As two wildfires raged across Southern California on Tuesday, nearly doubling in size overnight and forcing thousands more people to flee their homes, the state’s utility companies are again coming under scrutiny for their potential role in sparking new blazes.
Southern California Edison said its equipment may have played a role in starting one of the fires, the Silverado Fire, which had churned through about 13,000 acres in Orange County.
The fire raised more concerns about whether utilities have substantially improved their safety efforts, and whether the company should have more broadly shut off power in Southern California this week. Edison’s posture stood in contrast to Pacific Gas and Electric, which turned off power to a broad swath of Northern California beginning on Sunday over fears of dangerous wildfire conditions.
Fueled by strong Santa Ana winds, the fires in Orange County have put more than 90,000 people under emergency evacuation orders, many of them in Irvine. Their homes are being threatened by both the Silverado Fire and the Blue Ridge Fire, which has a footprint of about 15,000 acres.
Investigators have not determined what ignited the fires, but on Monday, Southern California Edison filed its second wildfire incident report this year, saying that a telecommunications line might have struck its equipment and might have caused the Silverado Fire. Last month, the utility filed a report that said its equipment was part of an investigation into the cause of the Bobcat Fire, which burned about 116,000 acres near Pasadena.

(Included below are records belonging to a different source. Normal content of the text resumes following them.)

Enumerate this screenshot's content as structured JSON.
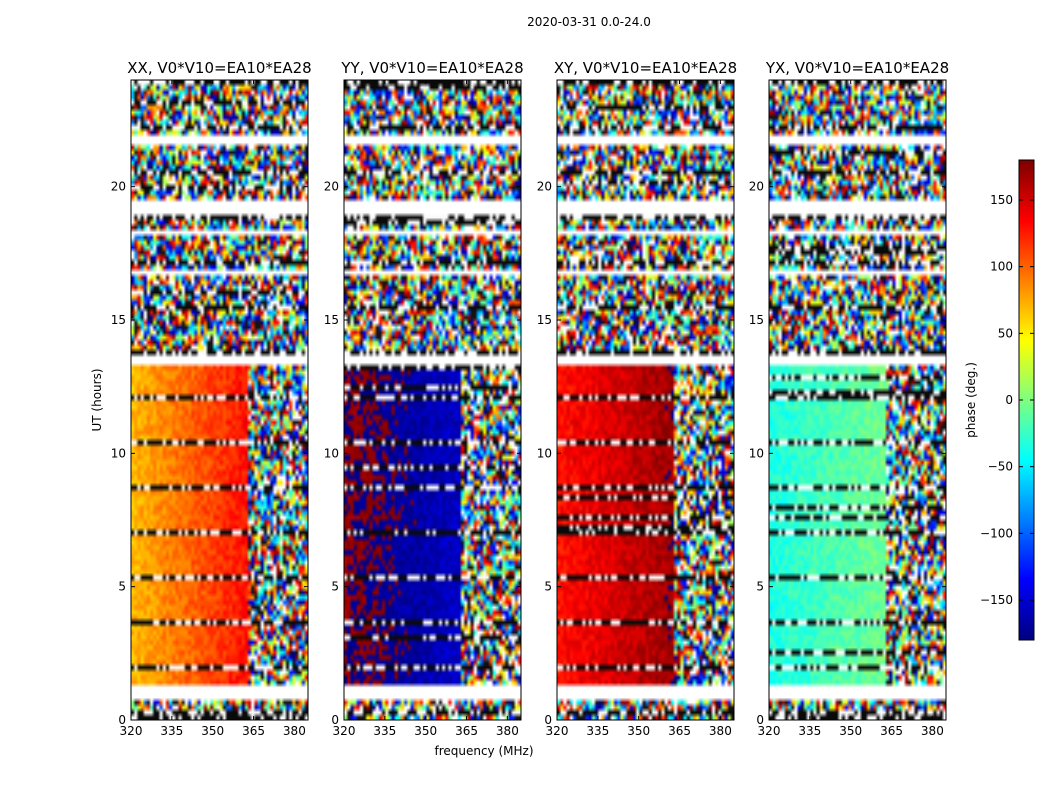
{
  "chart_data": {
    "type": "heatmap",
    "title": "2020-03-31 0.0-24.0",
    "xlabel": "frequency (MHz)",
    "ylabel": "UT (hours)",
    "xlim": [
      320,
      385
    ],
    "ylim": [
      0,
      24
    ],
    "xticks": [
      320,
      335,
      350,
      365,
      380
    ],
    "yticks": [
      0,
      5,
      10,
      15,
      20
    ],
    "flagged_hours": [
      [
        0.8,
        1.3
      ],
      [
        19.0,
        19.5
      ],
      [
        21.6,
        22.0
      ],
      [
        13.4,
        13.6
      ],
      [
        16.6,
        16.8
      ],
      [
        18.1,
        18.3
      ]
    ],
    "coherent_band_mhz": [
      320,
      362
    ],
    "panels": [
      {
        "title": "XX, V0*V10=EA10*EA28",
        "phase_deg": 100,
        "spread_deg": 60,
        "band_edge_mhz": 362
      },
      {
        "title": "YY, V0*V10=EA10*EA28",
        "phase_deg": -170,
        "spread_deg": 30,
        "band_edge_mhz": 362
      },
      {
        "title": "XY, V0*V10=EA10*EA28",
        "phase_deg": 150,
        "spread_deg": 40,
        "band_edge_mhz": 362
      },
      {
        "title": "YX, V0*V10=EA10*EA28",
        "phase_deg": -20,
        "spread_deg": 30,
        "band_edge_mhz": 362
      }
    ],
    "colorbar": {
      "label": "phase (deg.)",
      "range": [
        -180,
        180
      ],
      "ticks": [
        150,
        100,
        50,
        0,
        -50,
        -100,
        -150
      ],
      "tick_labels": [
        "150",
        "100",
        "50",
        "0",
        "−50",
        "−100",
        "−150"
      ],
      "colormap": "jet"
    }
  }
}
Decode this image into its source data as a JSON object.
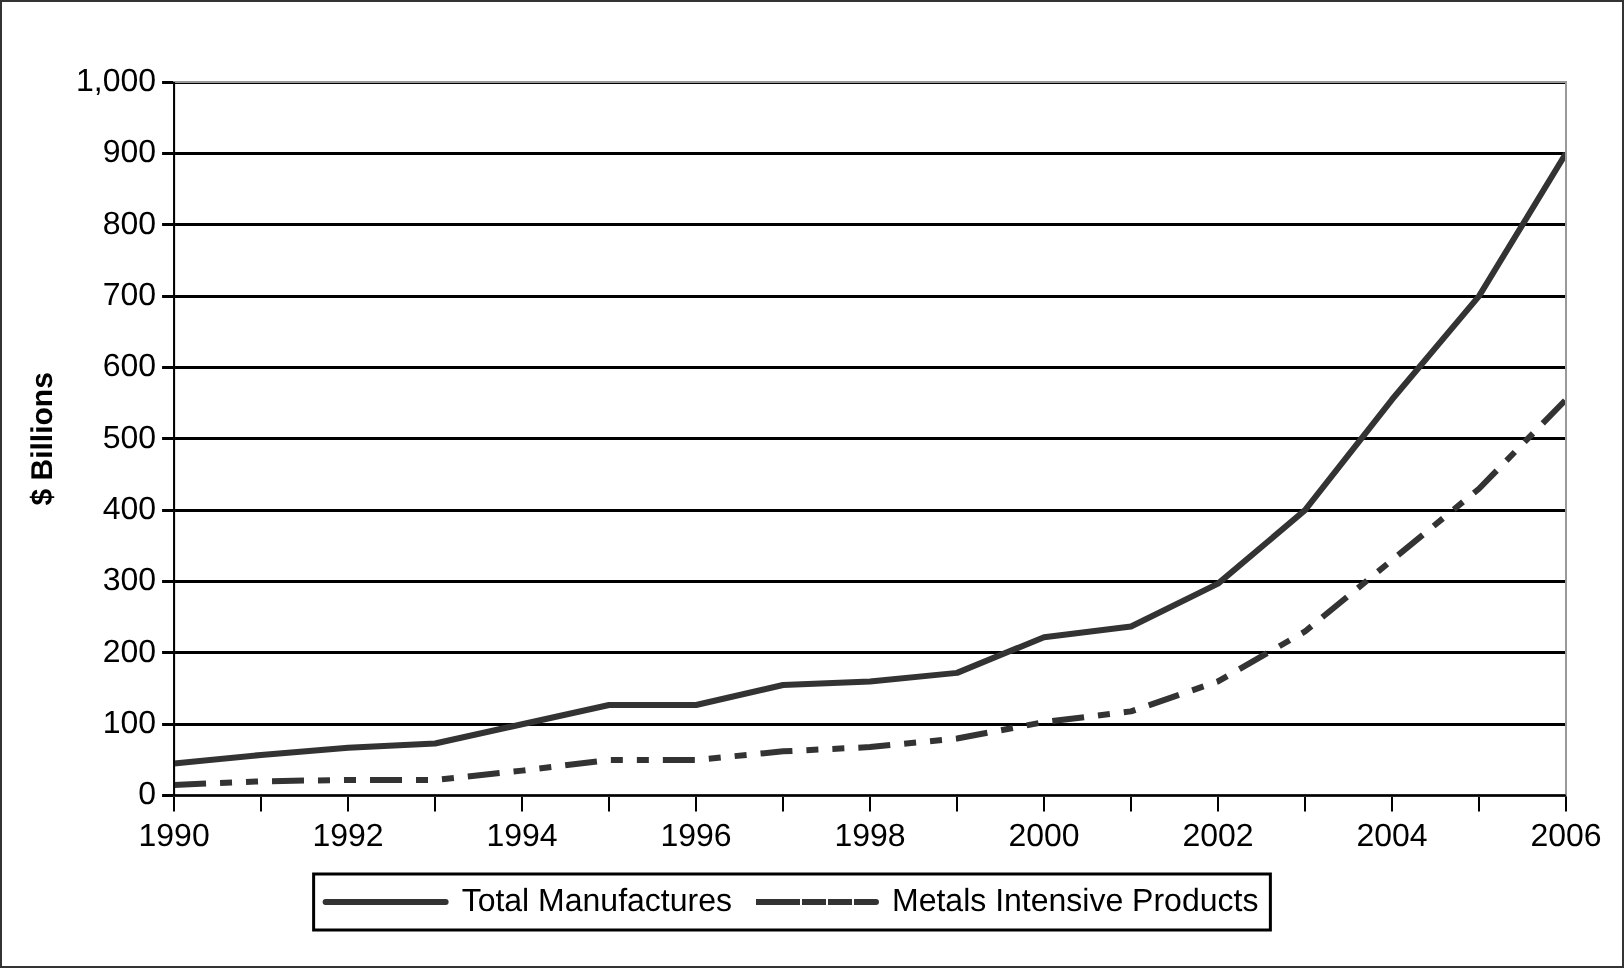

Edison said on Tuesday that it did not cut power to the line possibly connected with the Silverado Fire because wind speeds were not high enough to warrant it.
Even critics of the utilities cautioned against drawing conclusions about the incident reports. Telecommunications companies hang their wires on utility poles and are responsible for their own equipment.
“We don’t want to make any wide-eyed accusations without having the evidence,” said Mark Toney, executive director of the Utility Reform Network, which represents consumers before the utility commission.
The record-breaking 2020 fire season has seen enormous wildfires tear across California and other states in the West. Experts have linked the worsening fire season to climate change, as emissions of carbon dioxide and other heat-trapping gases from the burning of fossil fuels have led to warmer and drier conditions.
Daniel Swain, a climate scientist with the Institute of the Environment and Sustainability at the University of California, Los Angeles, said that while fall fires are predictable, “Just about everything else about the present situation is quite unusual.”
More than five million acres have burned across California, Colorado, Idaho, Montana, Oregon and Washington State this year. In California alone, fires have burned more than 4.1 million acres, destroyed 10,488 homes and other structures and led to at least 31 deaths.
There were concerns on Tuesday about whether the wildfires could affect voting in Orange County, where thousands of people are under evacuation orders. Numerous places around Irvine and other parts of the county, such as parks and schools and community centers, had been set up as evacuation centers. At least four of those sites, officials said, are also slated to be voting centers, raising the possibility that they may not be able to open for voters later in the week if the fires do not subside.
“Right now we’re at a wait and see,” said Neal Kelley, Orange County’s registrar of voters. “We’ll start making decisions tomorrow.”
Mr. Kelley said he had been in consultation with fire officials on Tuesday, and had been told they were hopeful that the winds would subside, and that evacuees would be able to go home in time for voting. He said the county’s plan had been to set up the voting sites on Thursday, to be ready to open on Friday.
More than 750 firefighters have been battling the blazes, which were known to have damaged 10 homes as of late Tuesday afternoon. But the area of concern widened as winds blew the fires to new areas, including toward Chino Hills, a city of about 84,000 people that sits at the corner of Los Angeles, Orange and Riverside Counties.